Grand Central Mall is a 908238 sqft regional shopping mall in Vienna, West Virginia, near the larger city of Parkersburg. The mall opened in 1972 and is the only enclosed mall within 35 miles of its region. It features more than 90 tenants, including a food court. The mall has eight anchor stores: Belk Outlet, JCPenney, Dunham's Sports, PetSmart, TJ Maxx, HomeGoods, Ross Dress For Less, and a Regal movie theater; it also has one vacant anchor previously occupied by Elder-Beerman. The mall is owned by the Cafaro Company.

==History==
Grand Central Mall opened in 1972 as the only enclosed mall within the Mid-Ohio Valley region.

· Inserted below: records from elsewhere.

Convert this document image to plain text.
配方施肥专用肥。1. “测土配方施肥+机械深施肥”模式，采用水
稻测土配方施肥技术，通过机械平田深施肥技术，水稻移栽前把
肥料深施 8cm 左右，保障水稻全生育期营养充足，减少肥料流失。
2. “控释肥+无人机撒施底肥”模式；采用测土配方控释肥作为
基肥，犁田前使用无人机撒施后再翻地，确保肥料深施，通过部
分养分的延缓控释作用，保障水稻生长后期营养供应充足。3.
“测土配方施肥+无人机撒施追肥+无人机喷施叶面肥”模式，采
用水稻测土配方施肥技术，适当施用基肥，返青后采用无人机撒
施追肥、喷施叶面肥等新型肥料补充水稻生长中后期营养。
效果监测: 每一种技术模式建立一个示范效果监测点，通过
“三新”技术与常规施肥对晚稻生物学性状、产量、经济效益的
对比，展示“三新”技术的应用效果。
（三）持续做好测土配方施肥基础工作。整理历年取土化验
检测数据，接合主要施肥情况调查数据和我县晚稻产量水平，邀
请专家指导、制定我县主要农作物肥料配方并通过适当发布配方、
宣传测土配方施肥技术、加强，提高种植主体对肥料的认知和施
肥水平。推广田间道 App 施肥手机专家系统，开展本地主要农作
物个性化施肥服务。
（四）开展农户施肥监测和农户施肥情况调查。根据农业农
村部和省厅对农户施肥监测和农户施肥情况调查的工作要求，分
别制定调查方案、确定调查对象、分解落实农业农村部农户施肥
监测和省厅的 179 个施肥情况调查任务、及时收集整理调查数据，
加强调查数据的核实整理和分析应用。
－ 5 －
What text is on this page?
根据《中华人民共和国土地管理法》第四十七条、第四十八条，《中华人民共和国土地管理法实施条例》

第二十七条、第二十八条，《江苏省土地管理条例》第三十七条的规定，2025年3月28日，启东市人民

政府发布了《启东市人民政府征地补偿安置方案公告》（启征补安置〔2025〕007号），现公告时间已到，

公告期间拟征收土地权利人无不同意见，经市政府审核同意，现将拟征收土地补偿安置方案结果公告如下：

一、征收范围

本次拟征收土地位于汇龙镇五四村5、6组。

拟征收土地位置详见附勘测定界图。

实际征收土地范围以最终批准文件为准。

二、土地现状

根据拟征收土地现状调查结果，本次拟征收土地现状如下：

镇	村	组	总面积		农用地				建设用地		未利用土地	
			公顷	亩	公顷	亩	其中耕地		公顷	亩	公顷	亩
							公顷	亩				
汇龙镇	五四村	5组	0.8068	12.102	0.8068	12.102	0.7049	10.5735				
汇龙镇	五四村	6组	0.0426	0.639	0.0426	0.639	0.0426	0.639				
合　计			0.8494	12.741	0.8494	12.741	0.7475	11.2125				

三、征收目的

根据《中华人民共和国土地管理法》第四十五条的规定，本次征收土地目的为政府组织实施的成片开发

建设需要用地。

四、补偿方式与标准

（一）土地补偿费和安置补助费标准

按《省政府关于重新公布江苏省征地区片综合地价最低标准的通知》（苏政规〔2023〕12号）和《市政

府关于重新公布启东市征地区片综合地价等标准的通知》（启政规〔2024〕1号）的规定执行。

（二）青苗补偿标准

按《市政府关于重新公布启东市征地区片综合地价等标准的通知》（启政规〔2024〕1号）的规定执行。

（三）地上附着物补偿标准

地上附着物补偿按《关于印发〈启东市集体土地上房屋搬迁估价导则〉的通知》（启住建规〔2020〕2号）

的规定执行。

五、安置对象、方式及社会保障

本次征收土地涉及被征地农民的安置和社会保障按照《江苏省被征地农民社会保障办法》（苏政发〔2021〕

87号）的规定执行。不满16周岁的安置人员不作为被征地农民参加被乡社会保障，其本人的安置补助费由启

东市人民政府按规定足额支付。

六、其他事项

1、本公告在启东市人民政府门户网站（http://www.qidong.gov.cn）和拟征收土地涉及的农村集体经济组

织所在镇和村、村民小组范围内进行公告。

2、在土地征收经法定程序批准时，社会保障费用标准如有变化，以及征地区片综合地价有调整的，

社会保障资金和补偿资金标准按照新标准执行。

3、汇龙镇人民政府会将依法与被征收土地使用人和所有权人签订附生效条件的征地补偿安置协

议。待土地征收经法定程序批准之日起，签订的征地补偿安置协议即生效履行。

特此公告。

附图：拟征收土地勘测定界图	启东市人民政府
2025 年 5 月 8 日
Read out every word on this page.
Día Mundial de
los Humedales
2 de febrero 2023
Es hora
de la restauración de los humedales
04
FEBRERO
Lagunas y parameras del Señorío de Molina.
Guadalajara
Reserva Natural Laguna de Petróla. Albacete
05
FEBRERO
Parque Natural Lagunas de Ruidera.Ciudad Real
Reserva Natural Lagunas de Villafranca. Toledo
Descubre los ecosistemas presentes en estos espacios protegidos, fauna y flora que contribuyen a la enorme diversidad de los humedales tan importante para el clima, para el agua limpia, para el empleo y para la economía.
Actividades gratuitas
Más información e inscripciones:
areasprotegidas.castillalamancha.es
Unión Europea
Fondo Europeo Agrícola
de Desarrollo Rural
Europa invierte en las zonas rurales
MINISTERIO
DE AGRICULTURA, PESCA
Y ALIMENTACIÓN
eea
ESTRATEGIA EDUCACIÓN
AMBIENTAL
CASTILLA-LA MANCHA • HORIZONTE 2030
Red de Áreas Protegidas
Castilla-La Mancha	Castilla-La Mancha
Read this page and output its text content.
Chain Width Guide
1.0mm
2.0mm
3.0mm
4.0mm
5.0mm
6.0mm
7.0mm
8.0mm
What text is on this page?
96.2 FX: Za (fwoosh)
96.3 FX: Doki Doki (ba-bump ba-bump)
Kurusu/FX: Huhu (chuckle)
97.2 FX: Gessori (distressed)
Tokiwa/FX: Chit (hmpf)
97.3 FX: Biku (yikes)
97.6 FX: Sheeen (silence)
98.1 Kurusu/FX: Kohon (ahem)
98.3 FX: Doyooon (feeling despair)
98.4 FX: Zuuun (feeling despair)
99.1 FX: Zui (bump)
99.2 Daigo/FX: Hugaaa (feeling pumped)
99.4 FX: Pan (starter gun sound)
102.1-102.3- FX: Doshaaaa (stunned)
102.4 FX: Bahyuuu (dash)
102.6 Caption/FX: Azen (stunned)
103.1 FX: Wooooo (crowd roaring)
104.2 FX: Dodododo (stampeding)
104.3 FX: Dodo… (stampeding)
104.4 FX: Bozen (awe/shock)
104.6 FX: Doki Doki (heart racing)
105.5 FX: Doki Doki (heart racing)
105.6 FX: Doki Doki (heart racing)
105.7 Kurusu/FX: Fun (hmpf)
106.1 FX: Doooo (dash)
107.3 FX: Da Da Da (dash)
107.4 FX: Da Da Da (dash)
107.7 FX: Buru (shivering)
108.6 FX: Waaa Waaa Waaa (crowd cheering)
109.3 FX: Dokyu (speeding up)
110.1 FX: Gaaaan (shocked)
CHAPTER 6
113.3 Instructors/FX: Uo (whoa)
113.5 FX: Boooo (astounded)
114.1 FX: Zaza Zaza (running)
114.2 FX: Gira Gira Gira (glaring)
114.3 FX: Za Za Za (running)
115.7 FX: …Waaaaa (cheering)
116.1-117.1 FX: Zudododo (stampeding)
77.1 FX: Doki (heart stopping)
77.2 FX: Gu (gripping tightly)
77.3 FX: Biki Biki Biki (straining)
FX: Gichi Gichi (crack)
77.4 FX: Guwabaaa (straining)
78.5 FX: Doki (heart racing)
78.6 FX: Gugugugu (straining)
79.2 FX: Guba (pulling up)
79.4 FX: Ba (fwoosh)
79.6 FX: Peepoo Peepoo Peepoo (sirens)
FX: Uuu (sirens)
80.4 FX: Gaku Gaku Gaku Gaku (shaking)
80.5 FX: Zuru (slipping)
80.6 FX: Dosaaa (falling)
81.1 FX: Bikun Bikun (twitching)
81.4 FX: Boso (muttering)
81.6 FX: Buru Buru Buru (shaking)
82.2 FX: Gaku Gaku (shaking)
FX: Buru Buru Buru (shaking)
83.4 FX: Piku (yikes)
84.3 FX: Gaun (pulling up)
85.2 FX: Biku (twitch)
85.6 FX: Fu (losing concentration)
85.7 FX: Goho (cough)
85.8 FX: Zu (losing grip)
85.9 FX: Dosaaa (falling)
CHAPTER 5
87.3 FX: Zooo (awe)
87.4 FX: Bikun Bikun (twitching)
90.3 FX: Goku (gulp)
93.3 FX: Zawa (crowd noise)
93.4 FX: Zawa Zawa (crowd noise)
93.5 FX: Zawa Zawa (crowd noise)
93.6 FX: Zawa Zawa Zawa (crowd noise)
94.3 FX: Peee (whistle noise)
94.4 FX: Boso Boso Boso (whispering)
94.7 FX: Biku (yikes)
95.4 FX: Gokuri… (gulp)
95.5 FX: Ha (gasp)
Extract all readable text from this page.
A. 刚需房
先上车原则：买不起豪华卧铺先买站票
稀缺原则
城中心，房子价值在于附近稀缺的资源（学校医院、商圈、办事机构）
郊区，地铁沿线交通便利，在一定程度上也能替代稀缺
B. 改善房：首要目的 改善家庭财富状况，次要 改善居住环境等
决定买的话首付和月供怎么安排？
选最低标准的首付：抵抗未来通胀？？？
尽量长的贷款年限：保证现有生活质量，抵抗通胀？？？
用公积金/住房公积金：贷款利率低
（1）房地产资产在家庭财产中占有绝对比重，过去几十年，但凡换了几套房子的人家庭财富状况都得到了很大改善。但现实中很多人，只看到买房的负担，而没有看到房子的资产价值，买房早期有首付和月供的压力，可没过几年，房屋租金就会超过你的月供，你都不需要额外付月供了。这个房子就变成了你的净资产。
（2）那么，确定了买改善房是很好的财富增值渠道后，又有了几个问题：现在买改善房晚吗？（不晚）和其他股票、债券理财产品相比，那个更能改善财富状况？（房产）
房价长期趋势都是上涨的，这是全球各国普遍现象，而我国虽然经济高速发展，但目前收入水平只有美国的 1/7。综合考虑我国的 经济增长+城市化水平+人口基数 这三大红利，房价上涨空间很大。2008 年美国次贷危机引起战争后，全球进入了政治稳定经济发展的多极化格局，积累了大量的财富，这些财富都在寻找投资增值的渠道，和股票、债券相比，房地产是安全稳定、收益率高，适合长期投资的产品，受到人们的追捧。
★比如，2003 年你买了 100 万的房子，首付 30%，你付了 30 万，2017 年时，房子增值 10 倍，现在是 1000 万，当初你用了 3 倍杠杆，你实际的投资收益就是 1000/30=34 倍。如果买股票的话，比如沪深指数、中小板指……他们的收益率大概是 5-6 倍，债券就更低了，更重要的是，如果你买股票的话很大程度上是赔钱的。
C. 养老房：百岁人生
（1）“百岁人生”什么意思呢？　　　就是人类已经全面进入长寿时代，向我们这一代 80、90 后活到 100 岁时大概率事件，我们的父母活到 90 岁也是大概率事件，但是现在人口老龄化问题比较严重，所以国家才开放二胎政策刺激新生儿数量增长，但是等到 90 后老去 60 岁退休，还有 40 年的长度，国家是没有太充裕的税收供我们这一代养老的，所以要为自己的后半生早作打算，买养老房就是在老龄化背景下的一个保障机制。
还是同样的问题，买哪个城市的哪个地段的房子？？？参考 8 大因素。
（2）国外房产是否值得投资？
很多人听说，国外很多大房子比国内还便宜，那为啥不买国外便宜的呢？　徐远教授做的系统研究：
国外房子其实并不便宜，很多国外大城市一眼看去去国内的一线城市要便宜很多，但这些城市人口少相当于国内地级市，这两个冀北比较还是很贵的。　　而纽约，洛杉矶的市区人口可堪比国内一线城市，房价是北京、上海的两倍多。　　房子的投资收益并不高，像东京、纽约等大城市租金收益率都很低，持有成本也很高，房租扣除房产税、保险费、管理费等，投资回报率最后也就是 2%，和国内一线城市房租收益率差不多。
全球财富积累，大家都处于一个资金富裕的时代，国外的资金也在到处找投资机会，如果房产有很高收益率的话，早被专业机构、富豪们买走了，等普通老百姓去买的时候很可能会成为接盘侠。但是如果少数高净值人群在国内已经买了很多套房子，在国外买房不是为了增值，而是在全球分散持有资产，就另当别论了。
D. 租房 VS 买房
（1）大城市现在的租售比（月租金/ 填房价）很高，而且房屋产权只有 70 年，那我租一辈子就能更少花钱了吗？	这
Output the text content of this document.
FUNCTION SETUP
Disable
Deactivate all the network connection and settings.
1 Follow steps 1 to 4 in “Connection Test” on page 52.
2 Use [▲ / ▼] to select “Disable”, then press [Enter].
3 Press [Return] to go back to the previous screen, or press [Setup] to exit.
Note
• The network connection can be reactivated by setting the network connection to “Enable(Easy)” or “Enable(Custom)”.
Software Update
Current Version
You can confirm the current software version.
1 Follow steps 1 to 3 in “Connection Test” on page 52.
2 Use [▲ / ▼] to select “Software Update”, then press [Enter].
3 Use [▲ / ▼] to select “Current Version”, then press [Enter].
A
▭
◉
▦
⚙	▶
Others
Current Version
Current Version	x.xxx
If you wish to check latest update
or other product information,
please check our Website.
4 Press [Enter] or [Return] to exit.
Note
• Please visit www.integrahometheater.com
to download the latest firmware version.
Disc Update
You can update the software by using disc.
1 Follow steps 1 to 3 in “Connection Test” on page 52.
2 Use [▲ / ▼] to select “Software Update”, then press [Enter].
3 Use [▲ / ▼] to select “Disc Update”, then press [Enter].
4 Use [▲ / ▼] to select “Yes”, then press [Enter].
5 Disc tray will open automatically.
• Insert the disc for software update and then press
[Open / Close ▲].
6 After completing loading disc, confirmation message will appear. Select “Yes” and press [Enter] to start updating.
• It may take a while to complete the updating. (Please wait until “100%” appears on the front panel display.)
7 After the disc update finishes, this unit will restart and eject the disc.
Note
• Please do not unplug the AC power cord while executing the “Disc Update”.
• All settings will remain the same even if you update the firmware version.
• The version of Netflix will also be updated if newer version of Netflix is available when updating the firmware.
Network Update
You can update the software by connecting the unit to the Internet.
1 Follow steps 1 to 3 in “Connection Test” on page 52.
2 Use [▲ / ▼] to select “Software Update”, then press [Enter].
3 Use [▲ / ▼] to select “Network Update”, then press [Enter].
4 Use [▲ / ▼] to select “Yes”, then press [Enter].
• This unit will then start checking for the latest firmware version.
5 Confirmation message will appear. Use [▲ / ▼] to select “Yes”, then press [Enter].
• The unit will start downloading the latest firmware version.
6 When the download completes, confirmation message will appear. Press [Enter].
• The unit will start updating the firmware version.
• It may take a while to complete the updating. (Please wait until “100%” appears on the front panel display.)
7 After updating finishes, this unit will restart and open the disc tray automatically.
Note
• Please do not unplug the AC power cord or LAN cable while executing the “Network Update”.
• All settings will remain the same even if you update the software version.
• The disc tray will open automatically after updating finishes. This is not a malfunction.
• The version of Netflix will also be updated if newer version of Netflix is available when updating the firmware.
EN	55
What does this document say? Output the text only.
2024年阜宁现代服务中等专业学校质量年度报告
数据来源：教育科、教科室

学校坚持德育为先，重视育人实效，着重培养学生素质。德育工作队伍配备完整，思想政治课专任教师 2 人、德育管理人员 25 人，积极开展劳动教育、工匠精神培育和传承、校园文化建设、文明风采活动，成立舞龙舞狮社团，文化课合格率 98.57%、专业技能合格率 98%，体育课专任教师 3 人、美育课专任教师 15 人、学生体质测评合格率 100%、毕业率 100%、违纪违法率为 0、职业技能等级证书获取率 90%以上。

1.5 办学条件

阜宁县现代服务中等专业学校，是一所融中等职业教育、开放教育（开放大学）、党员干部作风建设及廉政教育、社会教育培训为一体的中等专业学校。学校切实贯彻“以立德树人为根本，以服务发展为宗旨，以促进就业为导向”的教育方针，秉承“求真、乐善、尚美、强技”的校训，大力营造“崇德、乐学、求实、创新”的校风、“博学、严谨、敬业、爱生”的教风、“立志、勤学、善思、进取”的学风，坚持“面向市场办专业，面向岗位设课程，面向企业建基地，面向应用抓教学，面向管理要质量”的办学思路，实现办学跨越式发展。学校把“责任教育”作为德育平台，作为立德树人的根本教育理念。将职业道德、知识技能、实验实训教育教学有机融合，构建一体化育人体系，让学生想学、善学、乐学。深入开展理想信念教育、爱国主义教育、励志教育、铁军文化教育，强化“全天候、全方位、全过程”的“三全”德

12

At the time, the mall included The Diamond (a branch of the Associated Dry Goods chain), JCPenney, Sears, and a G.C. Murphy dime store among its anchors. The Diamond closed in 1983 and was later converted to Stone & Thomas, which in turn became Elder-Beerman after the Stone & Thomas chain was acquired in 1998. Phar-Mor, a discount pharmacy chain, was later added to the mall.

Glimcher Realty Trust acquired the mall in 1993. Three years later, the company invested in an $8 million expansion, which brought a food court and a new movie theater. Phase 2 of the expansion comprised a Proffitt's (now Belk) anchor store, which was also added to Glimcher's Morgantown Mall in Morgantown, West Virginia the same year. These two stores were the first Proffitt's stores in West Virginia. Phar-Mor closed in 2002 and eventually became Steve & Barry's.

Steve & Barry's, a former anchor store, closed in September 2008. The space is now occupied by Dunham's Sports.

In November 2002, Toys R Us, Olive Garden, Long John Silver’s and Outback Steakhouse opened outside the mall. In 2016, Long John Silver’s was replaced with Popeyes Louisiana Kitchen. In 2019, Toys R Us was replaced with Big Lots. On March 1, 2022, Ruby Tuesday was replaced with Longhorn Steakhouse.

On November 28, 2017, it was announced that Elder-Beerman would be closing on January 31, 2018. A 20,000 square foot portion of the store was converted to the first H&M store in West Virginia. H&M closed in the summer of 2025.

On September 18, 2018, Sears announced that its store would be closing as part of a plan to close 12 stores nationwide. The store closed in December 2018.

On March 11, 2021, two of the four new tenants to be built on the former Sears property, TJ Maxx and HomeGoods, opened their doors. The third tenant, PetSmart, opened on March 27, 2021. The final new tenant, Ross Dress for Less, opened on July 16, 2021.

On June 17, 2023, Belk downgraded its full-line store into an outlet store.

On October 1st, 2025, the Cafaro Company acquired the Grand Central Mall for $54 Million.

March 18, 2026 - The Cafaro Company announced a multimillion-dollar renovation project set to transform Grand Central Mall with upgrades and new attractions.
The announcement also included a ceremonial “nail-driving” marking the start of renovations.